一般小児科としては加賀市内で唯一の入院できる施設、出産できる施設として、その役割を果たすべく近隣の小児科の先生方や当院産婦人科の先生方との連携を大切にしています。また、採血検査や尿検査、細菌培養検査、CT、MRI、エコー検査、脳波検査など、一般的に必要とされる検査はすべて当院で随時施行可能です。オールラウンドにお子さんを診察し、必要なお子さんに関しては当院で入院治療をさせていただくと同時に適宜、高次治療が可能な小松市民病院や金沢エリアの連携病院への再紹介も検討します。
紹介受診重点医療機関としての当院の性質上、予約外の飛び込み受診が比較的少ない分、一人一人のお子さんに対して丁寧に診察させていただけることは大きな魅力と思います。設備面では、広々とした外来待合室があるほか、健診等で来院されたお子さんが感染症のお子さんと同じ空間でお待ちいただくことがないよう配慮された待合スペースもあります。

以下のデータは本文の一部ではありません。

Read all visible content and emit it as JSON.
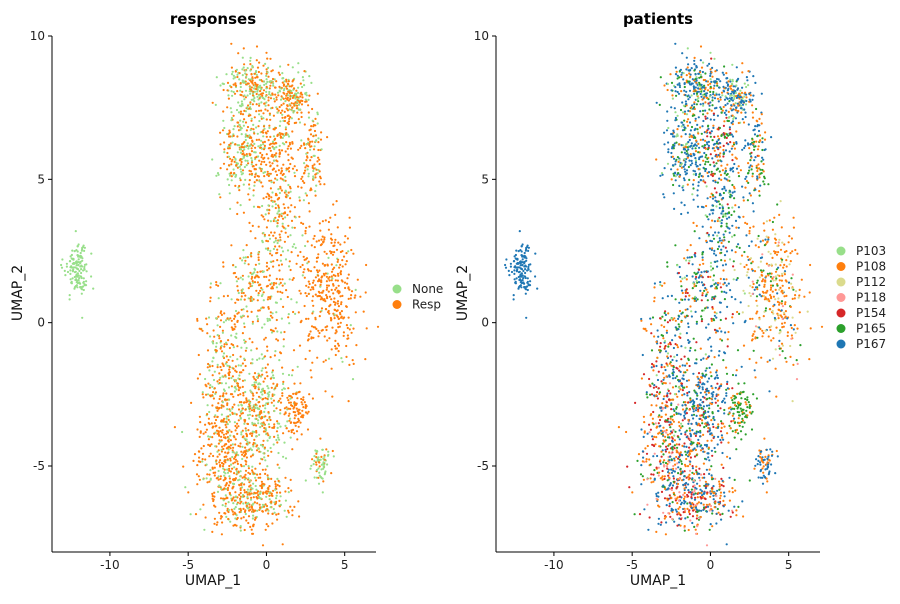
{
  "chart_data": [
    {
      "type": "scatter",
      "title": "responses",
      "xlabel": "UMAP_1",
      "ylabel": "UMAP_2",
      "xlim": [
        -13.7,
        7.0
      ],
      "ylim": [
        -8.0,
        10.0
      ],
      "xticks": [
        -10,
        -5,
        0,
        5
      ],
      "yticks": [
        -5,
        0,
        5,
        10
      ],
      "legend_position": "right",
      "series": [
        {
          "name": "None",
          "color": "#98df8a"
        },
        {
          "name": "Resp",
          "color": "#ff7f0e"
        }
      ]
    },
    {
      "type": "scatter",
      "title": "patients",
      "xlabel": "UMAP_1",
      "ylabel": "UMAP_2",
      "xlim": [
        -13.7,
        7.0
      ],
      "ylim": [
        -8.0,
        10.0
      ],
      "xticks": [
        -10,
        -5,
        0,
        5
      ],
      "yticks": [
        -5,
        0,
        5,
        10
      ],
      "legend_position": "right",
      "series": [
        {
          "name": "P103",
          "color": "#98df8a"
        },
        {
          "name": "P108",
          "color": "#ff7f0e"
        },
        {
          "name": "P112",
          "color": "#dbdb8d"
        },
        {
          "name": "P118",
          "color": "#ff9896"
        },
        {
          "name": "P154",
          "color": "#d62728"
        },
        {
          "name": "P165",
          "color": "#2ca02c"
        },
        {
          "name": "P167",
          "color": "#1f77b4"
        }
      ]
    }
  ]
}
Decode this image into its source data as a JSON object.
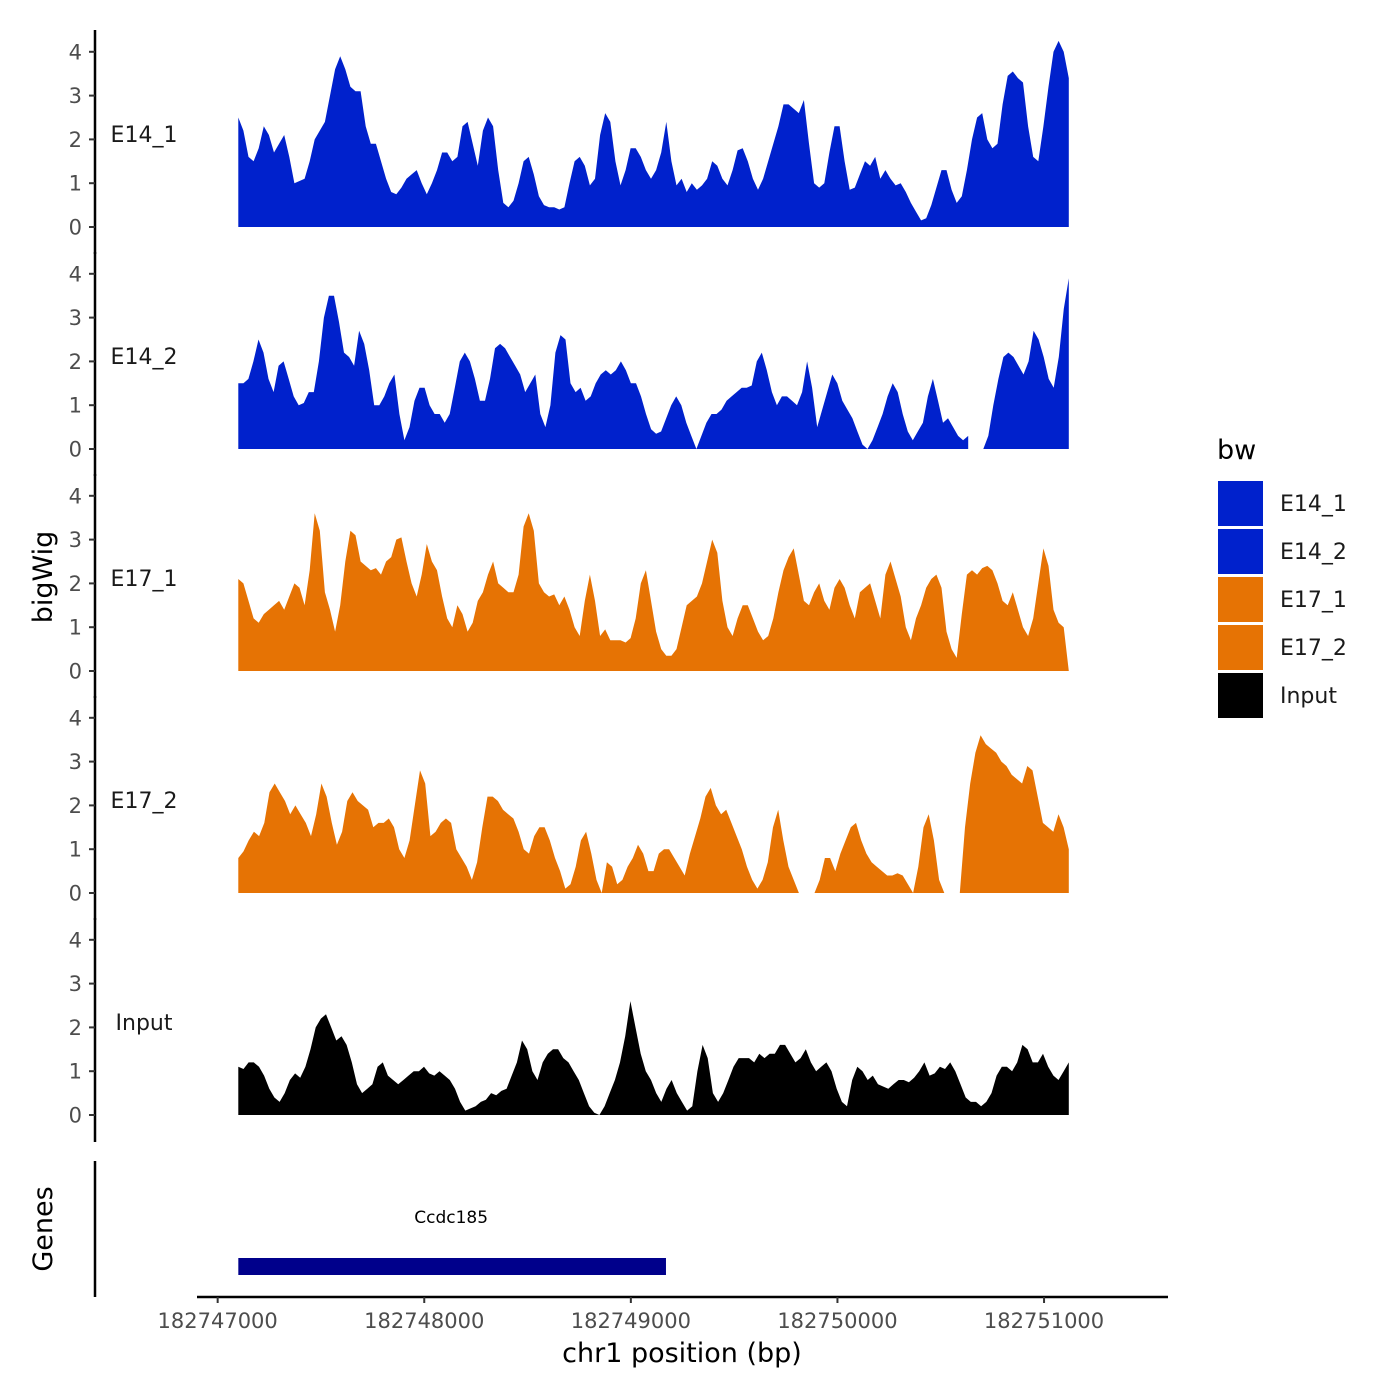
{
  "chart_data": {
    "type": "area",
    "ylabel": "bigWig",
    "xlabel": "chr1 position (bp)",
    "genes_label": "Genes",
    "xlim": [
      182746900,
      182751600
    ],
    "x_ticks": [
      182747000,
      182748000,
      182749000,
      182750000,
      182751000
    ],
    "x_tick_labels": [
      "182747000",
      "182748000",
      "182749000",
      "182750000",
      "182751000"
    ],
    "y_range": [
      0,
      4.4
    ],
    "y_ticks": [
      0,
      1,
      2,
      3,
      4
    ],
    "y_tick_labels": [
      "0",
      "1",
      "2",
      "3",
      "4"
    ],
    "x_start": 182747100,
    "x_end": 182751120,
    "legend": {
      "title": "bw",
      "entries": [
        {
          "label": "E14_1",
          "color": "#0021CC"
        },
        {
          "label": "E14_2",
          "color": "#0021CC"
        },
        {
          "label": "E17_1",
          "color": "#E67304"
        },
        {
          "label": "E17_2",
          "color": "#E67304"
        },
        {
          "label": "Input",
          "color": "#000000"
        }
      ]
    },
    "series": [
      {
        "name": "E14_1",
        "color": "#0021CC",
        "values": [
          2.5,
          2.2,
          1.6,
          1.5,
          1.8,
          2.3,
          2.1,
          1.7,
          1.9,
          2.1,
          1.6,
          1.0,
          1.05,
          1.1,
          1.5,
          2.0,
          2.2,
          2.4,
          3.0,
          3.6,
          3.9,
          3.6,
          3.2,
          3.1,
          3.1,
          2.3,
          1.9,
          1.9,
          1.5,
          1.1,
          0.8,
          0.75,
          0.9,
          1.1,
          1.2,
          1.3,
          1.0,
          0.75,
          1.0,
          1.3,
          1.7,
          1.7,
          1.5,
          1.6,
          2.3,
          2.4,
          1.9,
          1.4,
          2.2,
          2.5,
          2.3,
          1.3,
          0.55,
          0.45,
          0.6,
          1.0,
          1.5,
          1.6,
          1.2,
          0.7,
          0.5,
          0.45,
          0.45,
          0.4,
          0.45,
          1.0,
          1.5,
          1.6,
          1.4,
          0.95,
          1.1,
          2.1,
          2.6,
          2.4,
          1.5,
          0.95,
          1.3,
          1.8,
          1.8,
          1.6,
          1.3,
          1.1,
          1.3,
          1.7,
          2.4,
          1.5,
          0.95,
          1.1,
          0.8,
          1.0,
          0.85,
          0.95,
          1.1,
          1.5,
          1.4,
          1.1,
          0.95,
          1.3,
          1.75,
          1.8,
          1.5,
          1.1,
          0.85,
          1.1,
          1.5,
          1.9,
          2.3,
          2.8,
          2.8,
          2.7,
          2.6,
          2.9,
          1.9,
          1.0,
          0.9,
          1.0,
          1.7,
          2.3,
          2.3,
          1.5,
          0.85,
          0.9,
          1.2,
          1.5,
          1.4,
          1.6,
          1.1,
          1.3,
          1.1,
          0.95,
          1.0,
          0.8,
          0.55,
          0.35,
          0.15,
          0.2,
          0.5,
          0.9,
          1.3,
          1.3,
          0.85,
          0.55,
          0.7,
          1.3,
          2.0,
          2.5,
          2.6,
          2.0,
          1.8,
          1.9,
          2.8,
          3.45,
          3.55,
          3.4,
          3.3,
          2.3,
          1.6,
          1.5,
          2.3,
          3.2,
          4.0,
          4.25,
          4.0,
          3.4
        ]
      },
      {
        "name": "E14_2",
        "color": "#0021CC",
        "values": [
          1.5,
          1.5,
          1.6,
          2.0,
          2.5,
          2.2,
          1.6,
          1.3,
          1.9,
          2.0,
          1.6,
          1.2,
          1.0,
          1.05,
          1.3,
          1.3,
          2.0,
          3.0,
          3.5,
          3.5,
          2.9,
          2.2,
          2.1,
          1.9,
          2.7,
          2.4,
          1.8,
          1.0,
          1.0,
          1.2,
          1.5,
          1.7,
          0.8,
          0.2,
          0.5,
          1.1,
          1.4,
          1.4,
          1.0,
          0.8,
          0.8,
          0.6,
          0.8,
          1.4,
          2.0,
          2.2,
          2.0,
          1.6,
          1.1,
          1.1,
          1.6,
          2.3,
          2.4,
          2.3,
          2.1,
          1.9,
          1.7,
          1.3,
          1.5,
          1.7,
          0.8,
          0.5,
          1.0,
          2.2,
          2.6,
          2.5,
          1.5,
          1.3,
          1.4,
          1.1,
          1.2,
          1.5,
          1.7,
          1.8,
          1.7,
          1.8,
          2.0,
          1.8,
          1.5,
          1.5,
          1.2,
          0.8,
          0.45,
          0.35,
          0.4,
          0.7,
          1.0,
          1.2,
          1.0,
          0.6,
          0.3,
          0.0,
          0.3,
          0.6,
          0.8,
          0.8,
          0.9,
          1.1,
          1.2,
          1.3,
          1.4,
          1.4,
          1.45,
          2.0,
          2.2,
          1.8,
          1.3,
          1.0,
          1.2,
          1.2,
          1.1,
          1.0,
          1.3,
          2.0,
          1.4,
          0.5,
          0.9,
          1.3,
          1.7,
          1.5,
          1.1,
          0.9,
          0.7,
          0.4,
          0.1,
          0.0,
          0.2,
          0.5,
          0.8,
          1.2,
          1.5,
          1.3,
          0.8,
          0.4,
          0.2,
          0.4,
          0.6,
          1.2,
          1.6,
          1.1,
          0.6,
          0.7,
          0.5,
          0.3,
          0.2,
          0.3,
          null,
          null,
          0.0,
          0.3,
          1.0,
          1.6,
          2.1,
          2.2,
          2.1,
          1.9,
          1.7,
          2.0,
          2.7,
          2.5,
          2.1,
          1.6,
          1.4,
          2.1,
          3.2,
          3.9
        ]
      },
      {
        "name": "E17_1",
        "color": "#E67304",
        "values": [
          2.1,
          2.0,
          1.6,
          1.2,
          1.1,
          1.3,
          1.4,
          1.5,
          1.6,
          1.4,
          1.7,
          2.0,
          1.9,
          1.5,
          2.3,
          3.6,
          3.2,
          1.8,
          1.4,
          0.9,
          1.5,
          2.5,
          3.2,
          3.1,
          2.5,
          2.4,
          2.3,
          2.35,
          2.2,
          2.5,
          2.6,
          3.0,
          3.05,
          2.5,
          2.0,
          1.7,
          2.2,
          2.9,
          2.5,
          2.3,
          1.7,
          1.2,
          1.0,
          1.5,
          1.3,
          0.9,
          1.1,
          1.6,
          1.8,
          2.2,
          2.5,
          2.0,
          1.9,
          1.8,
          1.8,
          2.2,
          3.3,
          3.6,
          3.2,
          2.0,
          1.8,
          1.7,
          1.75,
          1.5,
          1.7,
          1.4,
          1.0,
          0.8,
          1.6,
          2.2,
          1.6,
          0.8,
          0.95,
          0.7,
          0.7,
          0.7,
          0.65,
          0.75,
          1.2,
          2.0,
          2.3,
          1.6,
          0.9,
          0.5,
          0.35,
          0.35,
          0.5,
          1.0,
          1.5,
          1.6,
          1.7,
          2.0,
          2.5,
          3.0,
          2.7,
          1.6,
          1.0,
          0.8,
          1.2,
          1.5,
          1.5,
          1.2,
          0.9,
          0.7,
          0.8,
          1.2,
          1.8,
          2.3,
          2.6,
          2.8,
          2.2,
          1.6,
          1.5,
          1.8,
          2.0,
          1.6,
          1.4,
          1.9,
          2.1,
          1.9,
          1.5,
          1.2,
          1.8,
          1.9,
          2.0,
          1.6,
          1.2,
          2.2,
          2.5,
          2.1,
          1.7,
          1.0,
          0.7,
          1.2,
          1.5,
          1.9,
          2.1,
          2.2,
          1.9,
          0.9,
          0.5,
          0.3,
          1.3,
          2.2,
          2.3,
          2.2,
          2.35,
          2.4,
          2.3,
          2.0,
          1.6,
          1.5,
          1.8,
          1.4,
          1.0,
          0.8,
          1.2,
          2.0,
          2.8,
          2.4,
          1.4,
          1.1,
          1.0,
          0.0
        ]
      },
      {
        "name": "E17_2",
        "color": "#E67304",
        "values": [
          0.8,
          0.95,
          1.2,
          1.4,
          1.3,
          1.6,
          2.3,
          2.5,
          2.3,
          2.1,
          1.8,
          2.0,
          1.8,
          1.6,
          1.3,
          1.8,
          2.5,
          2.2,
          1.6,
          1.1,
          1.4,
          2.1,
          2.3,
          2.1,
          2.0,
          1.9,
          1.5,
          1.6,
          1.6,
          1.7,
          1.5,
          1.0,
          0.8,
          1.2,
          2.0,
          2.8,
          2.5,
          1.3,
          1.4,
          1.6,
          1.7,
          1.6,
          1.0,
          0.8,
          0.6,
          0.3,
          0.7,
          1.5,
          2.2,
          2.2,
          2.1,
          1.9,
          1.8,
          1.7,
          1.4,
          1.0,
          0.9,
          1.3,
          1.5,
          1.5,
          1.2,
          0.8,
          0.5,
          0.1,
          0.2,
          0.6,
          1.2,
          1.4,
          0.9,
          0.3,
          0.0,
          0.7,
          0.6,
          0.2,
          0.3,
          0.6,
          0.8,
          1.1,
          0.9,
          0.5,
          0.5,
          0.9,
          1.0,
          1.0,
          0.8,
          0.6,
          0.4,
          0.9,
          1.3,
          1.7,
          2.2,
          2.4,
          2.0,
          1.8,
          1.9,
          1.6,
          1.3,
          1.0,
          0.6,
          0.3,
          0.1,
          0.3,
          0.7,
          1.5,
          1.9,
          1.2,
          0.6,
          0.3,
          0.0,
          null,
          null,
          0.0,
          0.3,
          0.8,
          0.8,
          0.5,
          0.9,
          1.2,
          1.5,
          1.6,
          1.2,
          0.9,
          0.7,
          0.6,
          0.5,
          0.4,
          0.4,
          0.45,
          0.4,
          0.2,
          0.0,
          0.6,
          1.5,
          1.8,
          1.2,
          0.3,
          0.0,
          null,
          null,
          0.0,
          1.5,
          2.5,
          3.2,
          3.6,
          3.4,
          3.3,
          3.2,
          3.0,
          2.9,
          2.7,
          2.6,
          2.5,
          2.9,
          2.8,
          2.2,
          1.6,
          1.5,
          1.4,
          1.8,
          1.5,
          1.0
        ]
      },
      {
        "name": "Input",
        "color": "#000000",
        "values": [
          1.1,
          1.05,
          1.2,
          1.2,
          1.1,
          0.9,
          0.6,
          0.4,
          0.3,
          0.5,
          0.8,
          0.95,
          0.85,
          1.1,
          1.5,
          2.0,
          2.2,
          2.3,
          2.0,
          1.7,
          1.8,
          1.6,
          1.2,
          0.7,
          0.5,
          0.6,
          0.7,
          1.1,
          1.2,
          0.9,
          0.8,
          0.7,
          0.8,
          0.9,
          1.0,
          1.0,
          1.1,
          0.95,
          0.9,
          1.0,
          0.9,
          0.8,
          0.6,
          0.3,
          0.1,
          0.15,
          0.2,
          0.3,
          0.35,
          0.5,
          0.45,
          0.55,
          0.6,
          0.9,
          1.2,
          1.7,
          1.5,
          1.0,
          0.8,
          1.2,
          1.4,
          1.5,
          1.5,
          1.3,
          1.2,
          1.0,
          0.8,
          0.5,
          0.2,
          0.05,
          0.0,
          0.2,
          0.5,
          0.8,
          1.2,
          1.8,
          2.6,
          2.0,
          1.4,
          1.0,
          0.8,
          0.5,
          0.3,
          0.6,
          0.8,
          0.5,
          0.3,
          0.1,
          0.2,
          1.0,
          1.6,
          1.3,
          0.5,
          0.3,
          0.5,
          0.8,
          1.1,
          1.3,
          1.3,
          1.3,
          1.2,
          1.4,
          1.3,
          1.4,
          1.4,
          1.6,
          1.6,
          1.4,
          1.2,
          1.3,
          1.5,
          1.2,
          1.0,
          1.1,
          1.2,
          1.0,
          0.6,
          0.3,
          0.2,
          0.8,
          1.1,
          1.0,
          0.8,
          0.9,
          0.7,
          0.65,
          0.6,
          0.7,
          0.8,
          0.8,
          0.75,
          0.85,
          1.0,
          1.2,
          0.9,
          0.95,
          1.1,
          1.05,
          1.2,
          1.0,
          0.7,
          0.4,
          0.3,
          0.3,
          0.2,
          0.3,
          0.5,
          0.9,
          1.1,
          1.1,
          1.0,
          1.2,
          1.6,
          1.5,
          1.2,
          1.2,
          1.4,
          1.1,
          0.9,
          0.8,
          1.0,
          1.2
        ]
      }
    ],
    "genes": [
      {
        "name": "Ccdc185",
        "start": 182747100,
        "end": 182749170,
        "color": "#00008B"
      }
    ]
  }
}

入院治療に際しては、当院は全室個室設計の病室を備えており、特に保護者の方の付き添いをお願いする小児科の入院において、プライバシーが保たれ周囲を気にすることなく過ごせる個室を追加負担なくご利用いただけることも魅力の一つです。また、外来、病棟ともに、こどもが好きな優しい看護師さんが多く、お陰様で暖かく和やかな雰囲気で診療させてもらえることは、小児科医としてとても有難く思っています。
小児科で担当する新生児から中学生までのお子さんは、身体的にも精神的にも人生の中で最も変化のある年代であると同時に、この地域、ひいては世界の未来を担う貴重な方々です。成長していくにあたって何かとトラブルはつきものですが、それが重篤な病気や怪我にならぬよう、小児科がお手伝い出来たら幸いです。軽症であれば通院で軽快することが多いものの、時にはしつこくなったり、急に酷くなったりするのがこどもの病気です。ご心配なときは、かかりつけ医の先生の診療所または当院へお気軽にご相談ください。